Sí, te entiendo, de solo mencionarlo
es para que me mandes al carajo
lo sé, lo sé.
Supongo es mi manera de defenderme,
escudo que se crea tras recibir
tiernos besos de tu parte,
no, no es que yo desee apartarte,
bien sabes que podría permanecer
aferrada a tu pecho,
volver todos los dias a tus besos,
acariciar profundamente tu ser
llenándote toda de mí.
Y es que yo me quedaría allí
en tu mirada,
posiblemente me equivoque
pero tus ojos me dicen que es mutuo;
sin embargo, aquí me encuentro
mientras la distancia física nos separa.
Cierro mis ojos y araño el sentimiento
en silencio,
a oscuras te recuerdo,
te encuentro y te siento,
palabras que alimentan
mi voluntad por quererte.
Naturaleza humana, supongo
o dime qué puedo decirle
a mi corazón esta noche,
mientras observo
las huellas que tus besos
han marcado en mi pecho,
en cada parte de mí
fuerte e intenso,
me quedo con lo compartido
y es que después de todo,
nunca fui buena
ocultando el afecto.
A esta hora deberíamos estar juntas recostadas de lado, mis labios reencontrándose con tu espalda y el aroma de tu cuerpo invitándome a sentir la calidez de tu existir.
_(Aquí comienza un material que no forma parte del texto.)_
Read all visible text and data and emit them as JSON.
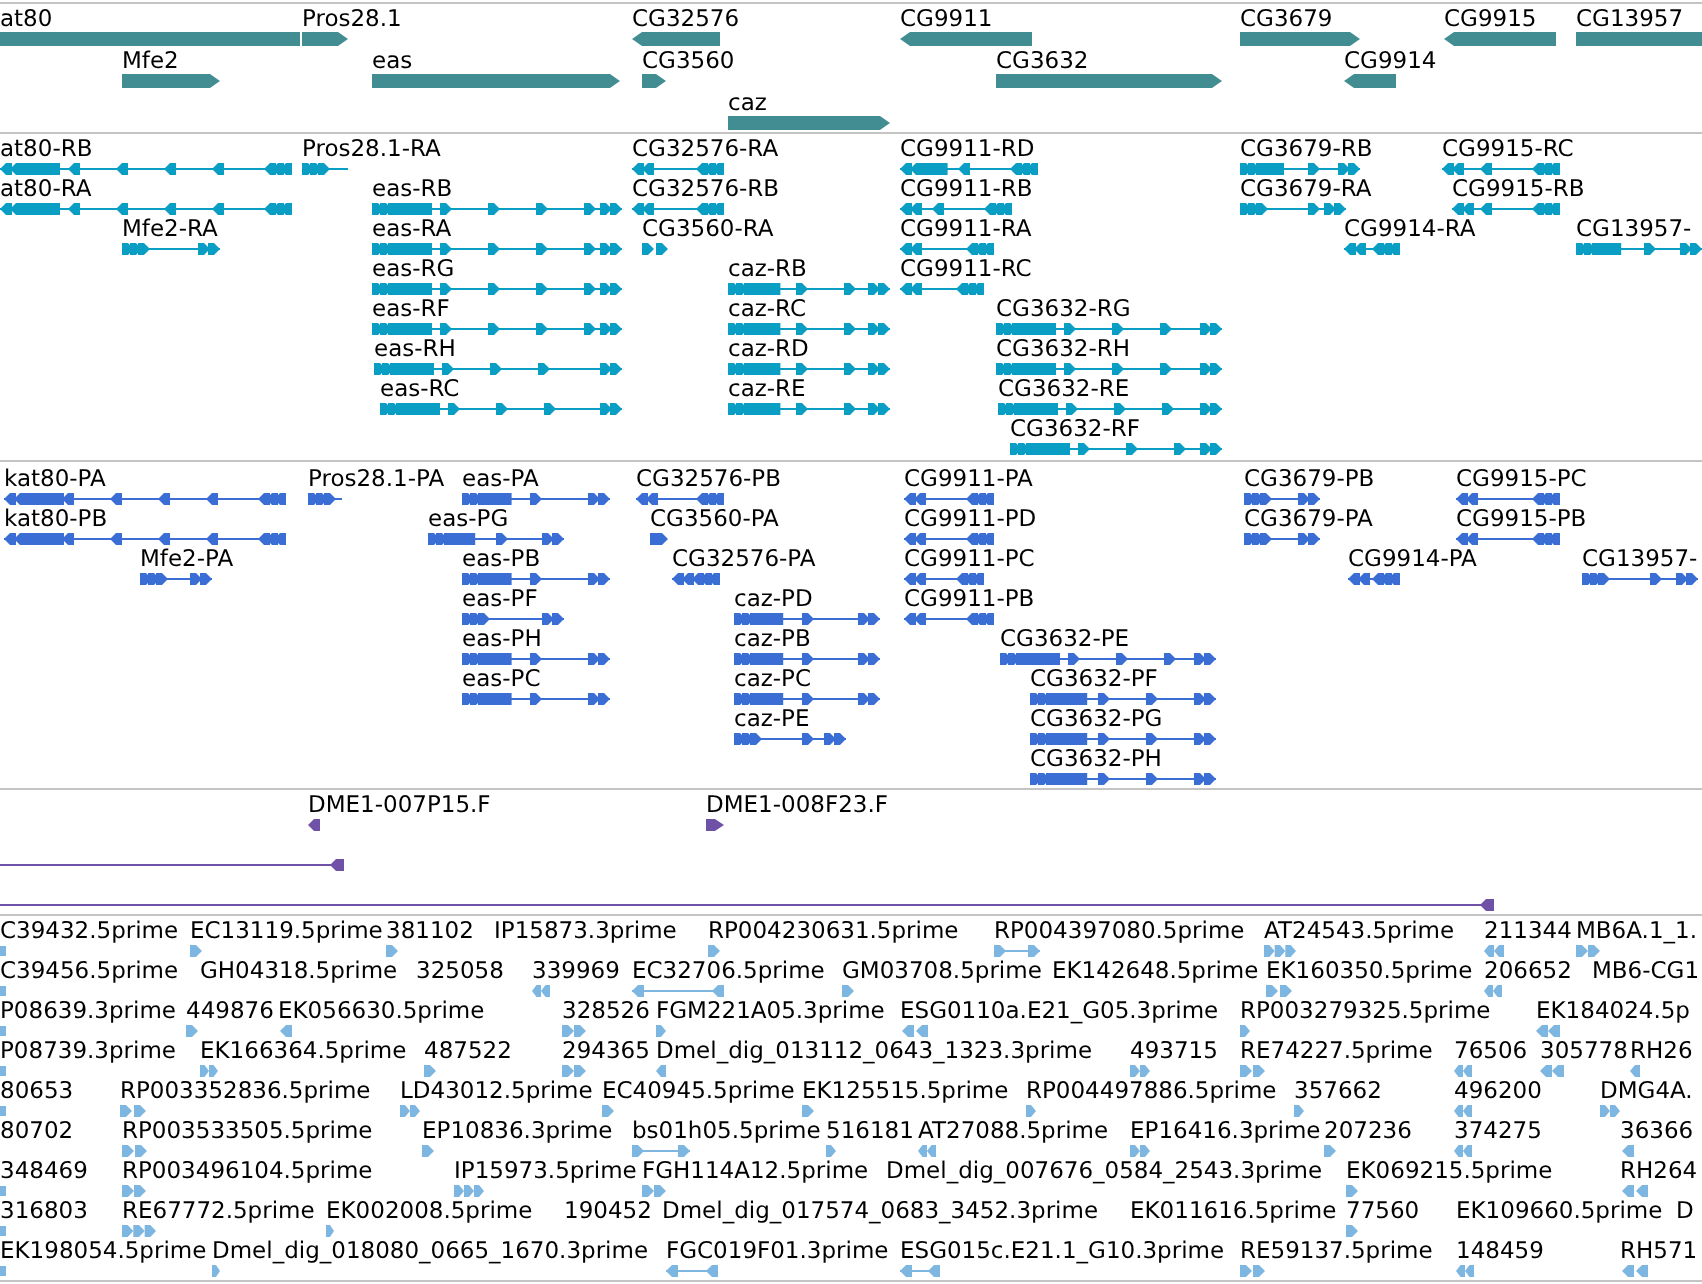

Dulce sensación en mis manos, un movimiento que modifica su velocidad ante la voz entrecortada, la respiración acelerada, el latir de tu pecho, la vibración del cuerpo. Así deberíamos estar juntas, mientras entre gemidos mi nombre es pronunciado, allí, donde los cuerpos estorban beso tu alma y te proclamas mía, allí, tras una sonrisa cómplice me confieso tuya, en tus labios que eché tanto de menos, en el amor que siento por ti, cuando simplemente somos y nada más importa. A esta hora, en que no hay mayor anhelo que expresarte el sentimiento, me quedo en silencio, mientras envidio a todo aquel que puede descansar al lado del ser querido.